Example 2.2.1, compute hygeSSI based RR/DD/RD combined interaction using example yeast genetic data
bridge.sh --projectDir=$BRIDGEPATH/example_project --job=ComputeInteraction --nWorker=10 --model=combined --samplePerms=10

Example 2.2.2, compute lrSSI based AA interaction using example yeast genetic data
bridge.sh --projectDir=$BRIDGEPATH/example_project --job=ComputeInteraction --model=AA --samplePerms=10

2.3 Run sample permutation (SamplePermutation)
(1) BridGE can be used to test pathway-level enrichment based on binarized network or weighted network. 

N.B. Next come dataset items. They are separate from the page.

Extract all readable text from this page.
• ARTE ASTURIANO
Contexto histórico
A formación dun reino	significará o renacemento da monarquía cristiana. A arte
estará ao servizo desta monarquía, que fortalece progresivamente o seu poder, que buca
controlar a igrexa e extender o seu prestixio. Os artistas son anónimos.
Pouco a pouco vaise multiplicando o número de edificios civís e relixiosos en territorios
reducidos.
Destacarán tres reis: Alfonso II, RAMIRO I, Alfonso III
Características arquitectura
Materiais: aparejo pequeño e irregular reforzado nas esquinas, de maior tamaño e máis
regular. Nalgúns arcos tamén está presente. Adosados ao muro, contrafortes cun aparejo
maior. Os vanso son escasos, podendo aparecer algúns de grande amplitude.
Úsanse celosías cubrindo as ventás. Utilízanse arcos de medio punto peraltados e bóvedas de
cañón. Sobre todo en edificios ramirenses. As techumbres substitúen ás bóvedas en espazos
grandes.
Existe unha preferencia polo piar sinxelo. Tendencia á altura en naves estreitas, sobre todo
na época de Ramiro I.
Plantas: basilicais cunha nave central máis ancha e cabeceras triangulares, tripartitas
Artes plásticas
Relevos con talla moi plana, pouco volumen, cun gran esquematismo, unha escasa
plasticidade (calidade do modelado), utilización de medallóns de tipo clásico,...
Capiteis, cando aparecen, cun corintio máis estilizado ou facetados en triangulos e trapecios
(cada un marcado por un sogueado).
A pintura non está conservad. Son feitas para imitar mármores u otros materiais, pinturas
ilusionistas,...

Example 2.3.1, run BridGE with weighted combined interaction network using example yeast genetic data
bridge.sh --job=SamplePermutation --projectDir=$BRIDGEPATH/example_project --interaction=hygeSSI --model=combined --binaryNetwork=0 --samplePerms=10 --snpPerms=1000 --minPath=10

Example 2.3.2, run BridGE with binary AA interaction network using example yeast genetic data
bridge.sh --job=SamplePermutation --projectDir=$BRIDGEPATH/example_project --model=AA --binaryNetwork=1 --samplePerms=10 --snpPerms=1000 --minPath=10

(2) Indiviudal sample permutation runs can be called by "runsampleperm.sh" instead of using the master BridGE script (bridge.sh).

Example 2.3.2, run sample permutation with RR interaction using example yeast genetic data, and with real pheynotype data (randRun=0):
runsampleperm.sh --projectDir=$BRIDGEPATH/example_project --minPath=10 --model=RR  --randRun=0

2.4 Run analysis based on permutation results
This step will compute false discovery rates, and write significant discoveries (with detailed statistical information and gene drivers) to an excel file.

Example 2.4.1, run analysis on permutation results based on combined interaction: 
bridge.sh --job=Analysis --projectDir=$BRIDGEPATH/example_project --model=combined  --samplePerms=10 --minPath=10 --pvalueCutoff=0.05 --mappingDistance=500

Inputs for --model --samplePerms --minPath --mappingDistance  should also be specified (unless they are the same as the default values).